Math. It’s a subject that many students either love or hate.

Many students struggle with math at some point. It’s not uncommon to hear students complain that they hate math because “it’s too hard.” But why do so many students seem to share this opinion? What makes math so difficult for students to learn?

We’re here to help answer those questions. Read on to find out why so many students struggle to succeed in math class.

COMMON CAUSES OF TROUBLE WITH MATH

### DYSCALCULIA

Dyscalculia is a learning difficulty that causes students to struggle with formulas, shapes, and number-related concepts. This makes it difficult for them to understand and process math problems. These students usually fall far behind their peers in math and have trouble with number-related problems that don’t improve with ongoing practice.

### MATH ANXIETY

Students with math anxiety don’t simply dislike math—for them, math causes debilitating feelings of fear and failure that hurt their ability to perform. The pressure and lack of confidence these students feel when faced with math causes their brain to freeze and forget even the things they do know.

### POOR FOUNDATION

Math challenges aren’t always a result of a learning difficulty. For many students who struggle with math, it’s simply because they don’t have the proper foundation needed for success. These students may have fallen behind in a unit or moved on to advanced material before they were ready, leading to falling grades.

## WHY SO MANY STUDENTS STRUGGLE WITH MATH

### IT’S DIFFICULT TO RELATE TO

Math is a very abstract subject. For students, learning usually happens best when they can relate it to real life. As math becomes more advanced and challenging, that can be difficult to do. As a result, many students find themselves needing to work harder and practice longer to understand more abstract math concepts.

### THERE’S ONLY RIGHT AND WRONG

Unlike a lot of other subjects, there is no room for error when it comes to math. Your child either understands what he or she is doing, or not. Because of this, math can quickly become a frustrating and stressful experience for students.

### IT BUILDS ON ITSELF

Math is a cumulative subject—everything builds on what came before. Your child needs to know the basics before he or she can move on to new topics. If your child starts to fall behind in one area, it can be very difficult to make sense of advanced concepts he or she learns without that foundational knowledge.

### STUDENTS EXPECT MATH TO BE DIFFICULT

This is a classic case of the self-fulfilling prophecy: students expect it to be difficult, so it is. When students go in expecting math to difficult, they are quicker to give up when they don’t understand something. A negative mindset like this can quickly turn into a cycle of low confidence, less motivation, and poor performance.

### PUTTING MEMORIZATION AHEAD OF UNDERSTANDING

For many students, math is a subject where they simply memorize concepts and formulas without really understanding them. This may work for a while, but as students progress and encounter more difficult problems, many find that they don’t know how to solve them because they don’t have the problem-solving skills they need to tackle new problems.

### IT HAS A REPUTATION OF BEING “BORING”

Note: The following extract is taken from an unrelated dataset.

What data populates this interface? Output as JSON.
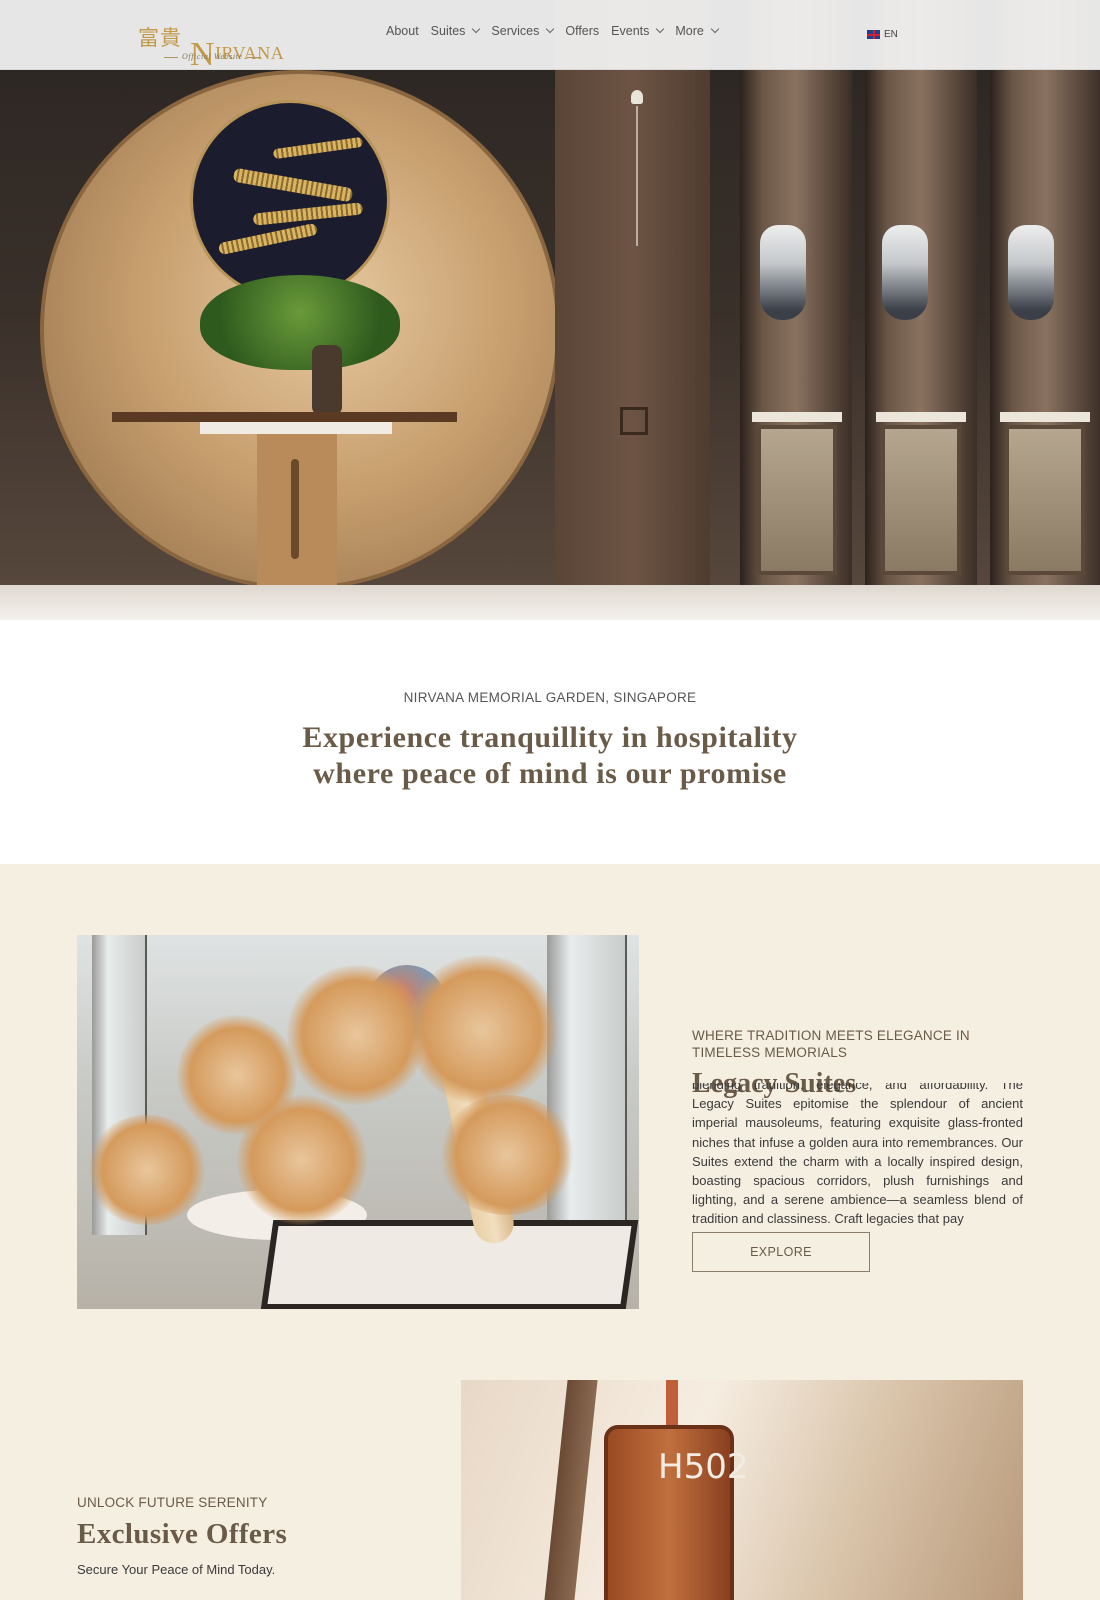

Math has a reputation of being an unpopular mix of difficult and boring. Many students just aren’t excited to learn about math. And when students aren’t excited, they tend to do the bare minimum before moving on to something they’d rather be doing, which isn’t going to help set them up for success in math class.

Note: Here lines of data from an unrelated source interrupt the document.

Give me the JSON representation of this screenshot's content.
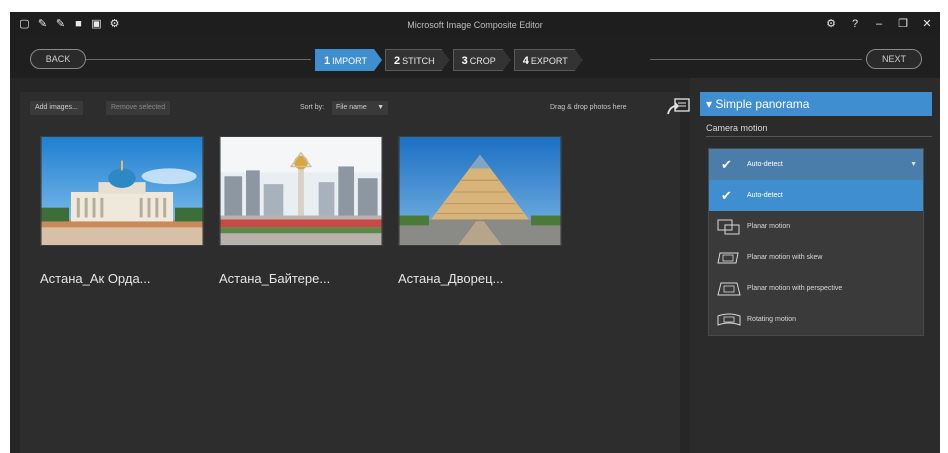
{
  "window": {
    "title": "Microsoft Image Composite Editor",
    "quick_icons": [
      "new-icon",
      "open-icon",
      "open-folder-icon",
      "save-icon",
      "camera-icon",
      "settings-icon"
    ],
    "controls": [
      "settings-icon",
      "help-icon",
      "minimize-icon",
      "restore-icon",
      "close-icon"
    ]
  },
  "nav": {
    "back": "BACK",
    "next": "NEXT",
    "steps": [
      {
        "num": "1",
        "label": "IMPORT",
        "active": true
      },
      {
        "num": "2",
        "label": "STITCH",
        "active": false
      },
      {
        "num": "3",
        "label": "CROP",
        "active": false
      },
      {
        "num": "4",
        "label": "EXPORT",
        "active": false
      }
    ]
  },
  "toolbar": {
    "add_images": "Add images...",
    "remove_selected": "Remove selected",
    "sort_label": "Sort by:",
    "sort_value": "File name",
    "drop_hint": "Drag & drop photos here"
  },
  "images": [
    {
      "caption": "Астана_Ак Орда..."
    },
    {
      "caption": "Астана_Байтере..."
    },
    {
      "caption": "Астана_Дворец..."
    }
  ],
  "panel": {
    "header": "Simple panorama",
    "camera_motion_label": "Camera motion",
    "options": [
      {
        "label": "Auto-detect",
        "state": "selected"
      },
      {
        "label": "Auto-detect",
        "state": "highlighted"
      },
      {
        "label": "Planar motion",
        "state": "normal"
      },
      {
        "label": "Planar motion with skew",
        "state": "normal"
      },
      {
        "label": "Planar motion with perspective",
        "state": "normal"
      },
      {
        "label": "Rotating motion",
        "state": "normal"
      }
    ]
  },
  "colors": {
    "accent": "#3f8fd0",
    "background": "#262626",
    "panel": "#2d2d2d"
  }
}
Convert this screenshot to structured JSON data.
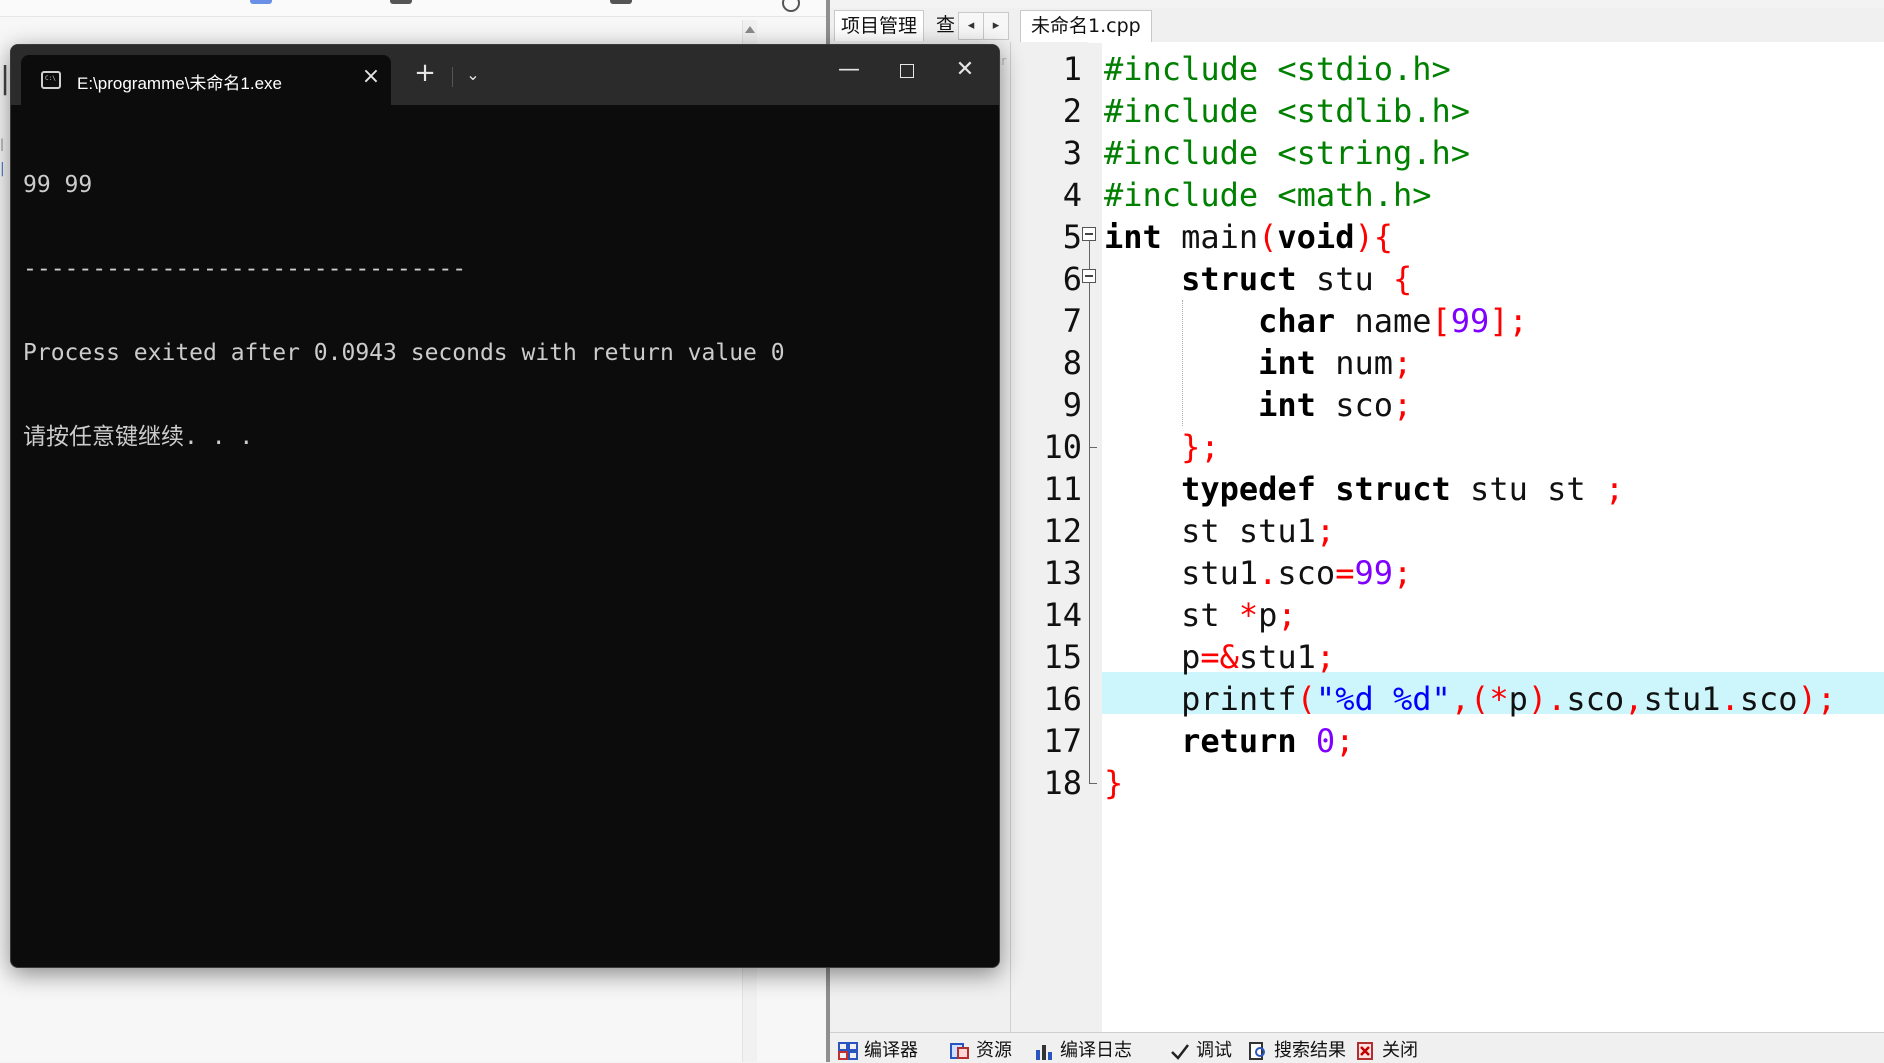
{
  "terminal": {
    "title": "E:\\programme\\未命名1.exe",
    "output_lines": [
      "99 99",
      "--------------------------------",
      "Process exited after 0.0943 seconds with return value 0",
      "请按任意键继续. . ."
    ],
    "icons": {
      "app": "terminal-app-icon",
      "close_tab": "close-icon",
      "new_tab": "plus-icon",
      "dropdown": "chevron-down-icon",
      "minimize": "minimize-icon",
      "maximize": "maximize-icon",
      "close_window": "close-icon"
    }
  },
  "ide": {
    "panel_tabs": [
      "项目管理",
      "查"
    ],
    "file_tab": "未命名1.cpp",
    "highlight_line": 16,
    "line_numbers": [
      "1",
      "2",
      "3",
      "4",
      "5",
      "6",
      "7",
      "8",
      "9",
      "10",
      "11",
      "12",
      "13",
      "14",
      "15",
      "16",
      "17",
      "18"
    ],
    "code_lines": [
      "#include <stdio.h>",
      "#include <stdlib.h>",
      "#include <string.h>",
      "#include <math.h>",
      "int main(void){",
      "    struct stu {",
      "        char name[99];",
      "        int num;",
      "        int sco;",
      "    };",
      "    typedef struct stu st ;",
      "    st stu1;",
      "    stu1.sco=99;",
      "    st *p;",
      "    p=&stu1;",
      "    printf(\"%d %d\",(*p).sco,stu1.sco);",
      "    return 0;",
      "}"
    ],
    "bottom_tabs": [
      "编译器",
      "资源",
      "编译日志",
      "调试",
      "搜索结果",
      "关闭"
    ],
    "colors": {
      "preprocessor": "#008000",
      "symbol": "#ff0000",
      "number": "#8000ff",
      "string": "#0000ff",
      "highlight": "#ccf6fc"
    }
  }
}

### IT REQUIRES A LOT OF PRACTICE

Math isn’t something that students automatically “get”—it takes time and practice to understand math. Since many students don’t enjoy math, getting them to sit down and practice can be a struggle. Without that practice, students can have a hard time keeping up with what they’re learning because they still don’t have a handle on the basics.

### STUDENTS MOVE ON BEFORE THEY’RE READY

In many classes, a “C” means your child has a satisfactory understanding of the material. And that’s usually enough for him or her to move on to the next unit or grade level. In math, a “C” means that your child is missing fundamental building blocks for success in the future (remember: math is cumulative!). Because math builds on itself, that “C” means that the next unit or class is going to be even harder until your child has a grasp on previous topics.